Edição 122

Como mãe, como educadora, como cidadã

Geração sem noção

Zeneide Silva

São tantos anos dedicados à educação, e eu ainda não consigo me acostumar com os atos de violência e agressividade que os noticiários mostram praticamente todo dia na televisão. Já faz um tempo que me deparo com situações absurdas, protagonizadas por adolescentes e jovens adultos desta geração atual, conhecida como geração Z. E, toda vez que presencio essas cenas, fico pensando que palavras como respeito, compromisso e gratidão parecem não significar nada para eles. Isso não só em casos extremos de brigas ou crimes que aconteceram dentro de escolas, por exemplo, mas também no desrespeito do dia a dia com os pais, professores ou qualquer pessoa das gerações anteriores. Além disso, como retratou uma novela, muitos desses jovens se enquadrariam na geração nem-nem, que foi o nome usado para definir aqueles que nem trabalham nem estudam, demonstrando uma espécie de apatia social, uma falta de atitude e interesse pela vida.

Mas eu não quero que você pense que vim aqui somente me queixar ou relatar os sintomas de um evidente conflito geracional. Estou compartilhando este desabafo para refletirmos juntos e buscarmos algo que possa nos ajudar a entender melhor e até reverter esse processo. Então, para começar, podemos olhar para as possíveis origens, para o contexto histórico. E, aí, não é difícil constatar que a vida em família, a partir do século 20, ganhou novos contornos, pautados por demandas econômicas que absorvem a força de trabalho dos pais em período integral. Assim, o processo de educação de crianças e adolescentes passou a ser mediado (ou até transferido) por outros fatores e pessoas, sejam familiares, sejam trabalhadores domésticos, no caso de famílias com maior poder aquisitivo. O que a gente vê, muitas vezes, é a substituição do convívio familiar e social por um mundo onde cada indivíduo vive imerso no seu universo particular, seja por meio da televisão, do computador ou do celular. Isso me lembra do alerta do escritor e ativista indígena Ailton Krenak, no seu livro A vida não é útil (2020, 102):

Os pais renunciaram ao direito, que deveria ser inalienável, de transmitir o que aprenderam, a memória deles, para que a próxima geração possa existir no mundo com alguma herança, com algum sentimento de ancestralidade. Hoje, quem fala em ancestralidade é um místico, um pajé, uma mãe de santo, porque “as pessoas de bem” saíram de um MBA em algum lugar e não vão ficar falando esse tipo de coisa. São como uns ciborgues que estão circulando por aí, inclusive administrando grandes grupos educacionais, universidades e toda essa superestrutura que o Ocidente ergueu para manter todo mundo encurralado.como-mae-como-educadora-como-cidada

Uma fala incisiva que escancara a “robotização” de uma sociedade cada vez mais desumana e que me trouxe um ponto importante para debater essa questão. Precisamos falar sobre a “presença”. Quando comecei este texto, elenquei as tantas faltas da geração Z e a ausência de valores generalizada que vejo no comportamento dela.

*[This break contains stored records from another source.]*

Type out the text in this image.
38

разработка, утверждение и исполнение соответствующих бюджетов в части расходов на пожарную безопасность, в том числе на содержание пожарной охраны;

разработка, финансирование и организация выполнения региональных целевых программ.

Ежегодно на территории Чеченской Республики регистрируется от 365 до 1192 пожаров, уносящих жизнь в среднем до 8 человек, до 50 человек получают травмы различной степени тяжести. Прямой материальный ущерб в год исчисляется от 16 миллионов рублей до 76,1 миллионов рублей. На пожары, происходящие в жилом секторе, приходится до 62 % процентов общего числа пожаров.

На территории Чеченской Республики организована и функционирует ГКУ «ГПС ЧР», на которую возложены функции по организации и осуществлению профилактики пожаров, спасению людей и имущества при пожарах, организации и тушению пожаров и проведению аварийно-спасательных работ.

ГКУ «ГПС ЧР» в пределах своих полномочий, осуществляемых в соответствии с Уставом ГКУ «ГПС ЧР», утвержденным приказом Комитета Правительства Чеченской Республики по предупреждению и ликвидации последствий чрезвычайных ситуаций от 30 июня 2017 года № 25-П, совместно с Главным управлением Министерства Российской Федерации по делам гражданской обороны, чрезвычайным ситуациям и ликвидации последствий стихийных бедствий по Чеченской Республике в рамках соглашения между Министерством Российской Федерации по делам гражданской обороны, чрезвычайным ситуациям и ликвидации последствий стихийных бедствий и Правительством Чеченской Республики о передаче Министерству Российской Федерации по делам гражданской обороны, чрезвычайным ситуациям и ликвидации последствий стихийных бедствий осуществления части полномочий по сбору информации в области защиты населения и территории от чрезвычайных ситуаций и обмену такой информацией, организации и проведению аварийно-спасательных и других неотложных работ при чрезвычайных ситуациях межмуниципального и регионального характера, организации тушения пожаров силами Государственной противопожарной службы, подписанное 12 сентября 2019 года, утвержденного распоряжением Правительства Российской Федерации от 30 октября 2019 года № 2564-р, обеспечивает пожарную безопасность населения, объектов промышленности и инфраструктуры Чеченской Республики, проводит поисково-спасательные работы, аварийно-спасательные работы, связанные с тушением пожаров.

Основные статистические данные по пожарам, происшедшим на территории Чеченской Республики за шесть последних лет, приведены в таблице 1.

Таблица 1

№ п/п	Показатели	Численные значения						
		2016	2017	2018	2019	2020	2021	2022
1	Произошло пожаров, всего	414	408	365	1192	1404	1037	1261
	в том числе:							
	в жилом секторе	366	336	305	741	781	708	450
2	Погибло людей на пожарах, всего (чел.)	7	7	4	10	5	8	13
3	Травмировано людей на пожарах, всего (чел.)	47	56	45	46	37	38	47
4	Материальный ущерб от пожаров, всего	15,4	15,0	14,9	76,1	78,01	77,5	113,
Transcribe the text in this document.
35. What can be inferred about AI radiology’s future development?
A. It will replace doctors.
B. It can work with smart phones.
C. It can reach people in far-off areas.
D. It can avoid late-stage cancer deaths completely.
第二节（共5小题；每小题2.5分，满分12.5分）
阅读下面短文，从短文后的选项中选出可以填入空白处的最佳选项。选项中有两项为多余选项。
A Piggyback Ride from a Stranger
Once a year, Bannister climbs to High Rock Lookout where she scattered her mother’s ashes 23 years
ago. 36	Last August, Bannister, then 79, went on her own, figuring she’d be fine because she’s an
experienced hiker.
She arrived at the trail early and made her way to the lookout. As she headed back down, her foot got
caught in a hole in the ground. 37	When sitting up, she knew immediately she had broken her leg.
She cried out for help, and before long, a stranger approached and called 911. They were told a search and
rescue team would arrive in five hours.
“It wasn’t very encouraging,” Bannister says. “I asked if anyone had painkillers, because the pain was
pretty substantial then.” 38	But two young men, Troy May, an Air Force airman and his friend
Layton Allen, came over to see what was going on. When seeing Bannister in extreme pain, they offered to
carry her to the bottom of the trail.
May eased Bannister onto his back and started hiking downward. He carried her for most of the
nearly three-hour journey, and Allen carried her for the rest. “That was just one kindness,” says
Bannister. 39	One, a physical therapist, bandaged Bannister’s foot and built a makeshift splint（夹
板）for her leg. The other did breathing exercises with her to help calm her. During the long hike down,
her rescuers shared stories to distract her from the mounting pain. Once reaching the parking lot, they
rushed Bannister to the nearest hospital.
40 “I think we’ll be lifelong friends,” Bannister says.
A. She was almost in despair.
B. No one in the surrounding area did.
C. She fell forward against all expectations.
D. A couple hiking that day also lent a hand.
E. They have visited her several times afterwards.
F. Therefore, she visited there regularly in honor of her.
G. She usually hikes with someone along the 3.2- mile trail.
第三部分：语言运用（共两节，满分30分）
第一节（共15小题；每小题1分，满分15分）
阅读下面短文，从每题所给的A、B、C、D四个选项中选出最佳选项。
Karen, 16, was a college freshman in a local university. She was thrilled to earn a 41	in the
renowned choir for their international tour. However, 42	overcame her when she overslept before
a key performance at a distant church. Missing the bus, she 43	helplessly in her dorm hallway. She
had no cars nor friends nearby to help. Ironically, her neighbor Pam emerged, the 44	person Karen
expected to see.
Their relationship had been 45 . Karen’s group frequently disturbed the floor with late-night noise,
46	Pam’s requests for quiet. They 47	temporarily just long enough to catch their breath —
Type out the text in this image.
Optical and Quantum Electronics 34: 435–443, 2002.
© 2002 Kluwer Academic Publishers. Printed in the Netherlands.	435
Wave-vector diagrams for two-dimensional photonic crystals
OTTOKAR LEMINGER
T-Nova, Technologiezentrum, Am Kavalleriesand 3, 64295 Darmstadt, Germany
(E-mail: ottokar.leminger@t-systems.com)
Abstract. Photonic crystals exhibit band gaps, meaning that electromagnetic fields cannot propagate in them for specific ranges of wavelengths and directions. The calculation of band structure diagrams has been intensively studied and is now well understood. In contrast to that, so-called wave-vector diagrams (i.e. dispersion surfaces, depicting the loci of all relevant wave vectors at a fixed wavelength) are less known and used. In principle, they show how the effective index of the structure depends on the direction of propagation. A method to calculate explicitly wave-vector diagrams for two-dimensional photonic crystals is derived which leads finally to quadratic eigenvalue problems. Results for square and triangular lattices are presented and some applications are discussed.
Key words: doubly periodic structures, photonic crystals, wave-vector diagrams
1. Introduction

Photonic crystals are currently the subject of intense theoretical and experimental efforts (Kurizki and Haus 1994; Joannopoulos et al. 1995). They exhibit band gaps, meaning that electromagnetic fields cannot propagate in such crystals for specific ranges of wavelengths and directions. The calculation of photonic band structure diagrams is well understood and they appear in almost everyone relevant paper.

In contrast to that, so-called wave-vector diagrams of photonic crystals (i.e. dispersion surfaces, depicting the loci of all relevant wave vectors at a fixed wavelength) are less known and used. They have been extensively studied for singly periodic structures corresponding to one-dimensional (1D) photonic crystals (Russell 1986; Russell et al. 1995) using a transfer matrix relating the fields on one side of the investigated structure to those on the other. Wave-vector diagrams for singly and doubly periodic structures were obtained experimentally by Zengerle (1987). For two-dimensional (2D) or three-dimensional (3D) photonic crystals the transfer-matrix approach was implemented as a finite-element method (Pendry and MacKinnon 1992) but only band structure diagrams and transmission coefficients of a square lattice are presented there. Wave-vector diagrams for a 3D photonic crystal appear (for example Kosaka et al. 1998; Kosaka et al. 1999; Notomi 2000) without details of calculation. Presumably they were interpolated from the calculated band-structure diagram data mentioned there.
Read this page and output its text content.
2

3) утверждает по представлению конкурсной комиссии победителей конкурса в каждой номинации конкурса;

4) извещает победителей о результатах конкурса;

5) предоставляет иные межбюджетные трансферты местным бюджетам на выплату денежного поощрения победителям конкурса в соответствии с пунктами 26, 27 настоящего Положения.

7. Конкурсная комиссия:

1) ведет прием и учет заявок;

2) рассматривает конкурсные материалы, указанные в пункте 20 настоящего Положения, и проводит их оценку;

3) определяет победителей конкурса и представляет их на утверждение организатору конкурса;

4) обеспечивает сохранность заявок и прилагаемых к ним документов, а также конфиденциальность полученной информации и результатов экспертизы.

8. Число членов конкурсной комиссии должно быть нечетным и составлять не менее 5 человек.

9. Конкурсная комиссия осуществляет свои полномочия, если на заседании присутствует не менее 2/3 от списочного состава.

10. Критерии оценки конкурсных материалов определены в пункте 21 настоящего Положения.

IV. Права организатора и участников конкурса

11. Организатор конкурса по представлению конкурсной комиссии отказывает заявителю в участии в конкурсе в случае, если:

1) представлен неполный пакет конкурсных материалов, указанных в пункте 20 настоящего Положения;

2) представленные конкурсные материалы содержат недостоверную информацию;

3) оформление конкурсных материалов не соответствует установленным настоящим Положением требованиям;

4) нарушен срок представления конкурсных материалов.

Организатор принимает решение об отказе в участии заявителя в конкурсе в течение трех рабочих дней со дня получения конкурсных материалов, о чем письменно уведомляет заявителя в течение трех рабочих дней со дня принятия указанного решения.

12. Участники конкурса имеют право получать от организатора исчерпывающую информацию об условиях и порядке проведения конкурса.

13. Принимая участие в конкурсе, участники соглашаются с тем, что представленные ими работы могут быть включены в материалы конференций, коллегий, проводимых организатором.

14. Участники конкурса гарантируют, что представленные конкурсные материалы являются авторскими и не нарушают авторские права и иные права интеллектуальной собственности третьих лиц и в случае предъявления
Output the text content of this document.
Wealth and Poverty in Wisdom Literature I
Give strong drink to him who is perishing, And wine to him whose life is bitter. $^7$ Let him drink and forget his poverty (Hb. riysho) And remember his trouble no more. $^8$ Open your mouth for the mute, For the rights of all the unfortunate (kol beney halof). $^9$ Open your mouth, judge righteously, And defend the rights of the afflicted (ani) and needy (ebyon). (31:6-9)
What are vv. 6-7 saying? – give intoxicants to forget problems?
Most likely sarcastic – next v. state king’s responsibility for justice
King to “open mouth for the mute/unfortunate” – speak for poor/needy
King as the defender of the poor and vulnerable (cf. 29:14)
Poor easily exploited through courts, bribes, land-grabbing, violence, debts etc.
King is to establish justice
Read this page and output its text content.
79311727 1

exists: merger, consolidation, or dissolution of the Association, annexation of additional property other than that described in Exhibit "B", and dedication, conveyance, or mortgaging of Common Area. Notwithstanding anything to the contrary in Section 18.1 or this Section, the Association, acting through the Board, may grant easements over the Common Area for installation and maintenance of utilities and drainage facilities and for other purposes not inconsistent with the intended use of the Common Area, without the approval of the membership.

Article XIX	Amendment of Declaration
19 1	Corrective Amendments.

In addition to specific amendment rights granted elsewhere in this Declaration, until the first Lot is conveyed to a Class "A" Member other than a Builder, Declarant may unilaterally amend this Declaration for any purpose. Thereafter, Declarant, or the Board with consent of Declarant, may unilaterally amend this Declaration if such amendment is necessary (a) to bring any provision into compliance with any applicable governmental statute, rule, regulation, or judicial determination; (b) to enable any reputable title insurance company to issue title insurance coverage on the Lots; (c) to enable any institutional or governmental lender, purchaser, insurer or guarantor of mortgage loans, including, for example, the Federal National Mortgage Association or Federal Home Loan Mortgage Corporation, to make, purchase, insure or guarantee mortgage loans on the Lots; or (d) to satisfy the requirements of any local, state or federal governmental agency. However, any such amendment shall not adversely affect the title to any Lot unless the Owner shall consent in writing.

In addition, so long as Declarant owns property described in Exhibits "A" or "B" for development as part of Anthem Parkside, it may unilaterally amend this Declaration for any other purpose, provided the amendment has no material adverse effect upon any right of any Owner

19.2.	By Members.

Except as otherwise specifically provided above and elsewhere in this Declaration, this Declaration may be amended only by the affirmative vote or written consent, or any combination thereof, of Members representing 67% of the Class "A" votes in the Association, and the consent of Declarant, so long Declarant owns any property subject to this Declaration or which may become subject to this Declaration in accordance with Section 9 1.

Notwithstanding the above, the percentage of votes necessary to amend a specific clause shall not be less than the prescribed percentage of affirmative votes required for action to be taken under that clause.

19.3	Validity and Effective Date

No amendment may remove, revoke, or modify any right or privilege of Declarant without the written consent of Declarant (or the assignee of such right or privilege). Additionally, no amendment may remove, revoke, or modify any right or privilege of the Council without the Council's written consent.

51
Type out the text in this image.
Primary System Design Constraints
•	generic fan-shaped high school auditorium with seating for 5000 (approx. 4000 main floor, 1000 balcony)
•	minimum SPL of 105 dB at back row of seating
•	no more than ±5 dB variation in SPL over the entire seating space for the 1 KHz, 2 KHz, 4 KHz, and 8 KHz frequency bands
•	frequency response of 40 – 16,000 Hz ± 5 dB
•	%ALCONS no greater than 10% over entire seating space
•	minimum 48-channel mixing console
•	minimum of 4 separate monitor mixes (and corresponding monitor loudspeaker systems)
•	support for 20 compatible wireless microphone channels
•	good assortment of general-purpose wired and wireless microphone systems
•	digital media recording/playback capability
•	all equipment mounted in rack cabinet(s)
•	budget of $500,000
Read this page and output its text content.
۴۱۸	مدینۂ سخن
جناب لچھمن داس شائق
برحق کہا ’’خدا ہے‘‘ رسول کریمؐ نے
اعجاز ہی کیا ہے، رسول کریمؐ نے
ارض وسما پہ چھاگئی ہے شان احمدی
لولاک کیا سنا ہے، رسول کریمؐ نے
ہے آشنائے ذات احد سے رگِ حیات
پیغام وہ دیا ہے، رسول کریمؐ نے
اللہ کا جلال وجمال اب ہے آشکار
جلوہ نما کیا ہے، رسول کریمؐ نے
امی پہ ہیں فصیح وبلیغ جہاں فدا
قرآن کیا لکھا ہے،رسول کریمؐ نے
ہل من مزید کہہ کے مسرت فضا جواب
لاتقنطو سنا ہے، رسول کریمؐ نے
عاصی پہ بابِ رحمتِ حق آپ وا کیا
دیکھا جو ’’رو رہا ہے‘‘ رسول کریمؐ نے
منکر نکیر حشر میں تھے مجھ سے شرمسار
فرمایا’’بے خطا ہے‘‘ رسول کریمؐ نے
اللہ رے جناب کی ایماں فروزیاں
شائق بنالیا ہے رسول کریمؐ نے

Agora percebo que, para tratar esse adoecimento social, não podemos somente combater os sintomas, temos que conhecer as causas, ter um diagnóstico correto. E, nessa busca, entendi que eles refletem uma realidade em que as relações são marcadas por ausências. Ausência dos pais, que precisam trabalhar cada vez mais; ausência de brincadeiras com amigos reais, sem serem mediadas por eletrônicos ou ambientes virtuais; ausência de compromisso com o outro, já que foram ensinados que a vida é uma competição; ausência de propósito, pois aprenderam que trabalhamos para ter sucesso e que só é bem-sucedido aquele que alcança a fama e possui muito dinheiro e bens materiais.

Mas eu não estou querendo eximir essa “geração sem noção” da responsabilidade nem dizer que não tem mais jeito. Pelo contrário, quero afirmar que, se sabemos as causas e nos dedicamos a transformá-las, podemos ter esperança de dias melhores e da construção de uma sociedade mais humana. Pode soar como um discurso saudosista ou até conservador, mas não é um caminho de volta, porque hoje temos outros materiais e ferramentas para construir nossas relações. Essa transformação é tão grande que pode parecer utopia se a gente pensar em escala mundial; mas, se começarmos pelo “nosso quintal”, vamos conseguir ver os efeitos se espalhando como onda. Presença é a palavra-chave que pode dar a partida nesse processo. Diálogo e afeto completam o trio de conceitos/atitudes que tem força suficiente para criar um novo horizonte.

Existe um provérbio africano que diz que “É preciso uma aldeia inteira para educar uma criança”. E só o envolvimento de todos, mesmo de quem não tem filho e não trabalha como educador, será capaz de dar novos rumos à geração Z e às que virão. De hoje em diante, eu escolho estar presente.